60I believe there was one hosting company here before that created their own forms and stuff for the frontend and used the WHMCS api in getting the data.
61
62That will probably be easier than encrypting the whmcs database
63
64Quote Originally Posted by SPaReK  View Post
65Off the wall suggestion...
66
67But maybe, don't use a public facing billing system?
68
69Set up a Linux box in your office and run a billing system off of it. Firewall off your internal network from the WAN side of your connection.
70
71Sure, you can't access the billing system from outside of your office. And you probably won't be able to use WHMCS in such a set up. But if security is paramount, wouldn't this be the better solution?
72VimHost >> 30 Days Backup | cPanel + LiteSpeed + JetBackup | DMCA FREE!

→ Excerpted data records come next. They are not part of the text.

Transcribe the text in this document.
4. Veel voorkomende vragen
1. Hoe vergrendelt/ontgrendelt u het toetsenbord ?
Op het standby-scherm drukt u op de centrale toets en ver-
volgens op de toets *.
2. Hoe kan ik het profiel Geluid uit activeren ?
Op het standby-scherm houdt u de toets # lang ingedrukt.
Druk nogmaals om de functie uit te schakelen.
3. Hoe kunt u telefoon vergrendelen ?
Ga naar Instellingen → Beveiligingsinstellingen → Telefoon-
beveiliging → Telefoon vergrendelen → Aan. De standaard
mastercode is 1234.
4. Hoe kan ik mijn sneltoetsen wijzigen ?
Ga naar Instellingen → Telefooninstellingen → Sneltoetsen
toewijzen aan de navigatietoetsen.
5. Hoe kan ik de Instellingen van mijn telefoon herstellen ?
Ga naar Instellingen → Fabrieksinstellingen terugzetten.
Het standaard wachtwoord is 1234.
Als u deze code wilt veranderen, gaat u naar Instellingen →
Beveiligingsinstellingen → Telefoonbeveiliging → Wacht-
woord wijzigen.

73RTMP/HLS - VPS - Dedicated | Providing Customer First Web Hosting since 2003 ~ Premium Hosting in Toronto, Canada ~ 151 Front Street
74Thanks all for the thoughts and comments. Mainly what we were considering is fully encrypting the database information. While the end points are as secure as we can make them without yanking the network cable, we were hoping to add an additional layer of protection to the data. You all have given us much to consider, thank you.
75Agent Black Hosting LLC
76Check us out on Facebook!
77Proudly hosting clients since 2007
78Well, the issue is going to be, even if you encrypt the database as it is stored... WHMCS is going to have to be able to decrypt it. Which means the key to do such will have to exist within the WHMCS installation some where. So if someone hacks into your WHMCS installation... regardless of how the database is encrypted... the key will be there in the WHMCS installation, so they would be able to decrypt the database.
79If WHMCS isn't decrypted the information in the database. Then users are just going to get gobbly-gook when they look at the data retrieved from the database.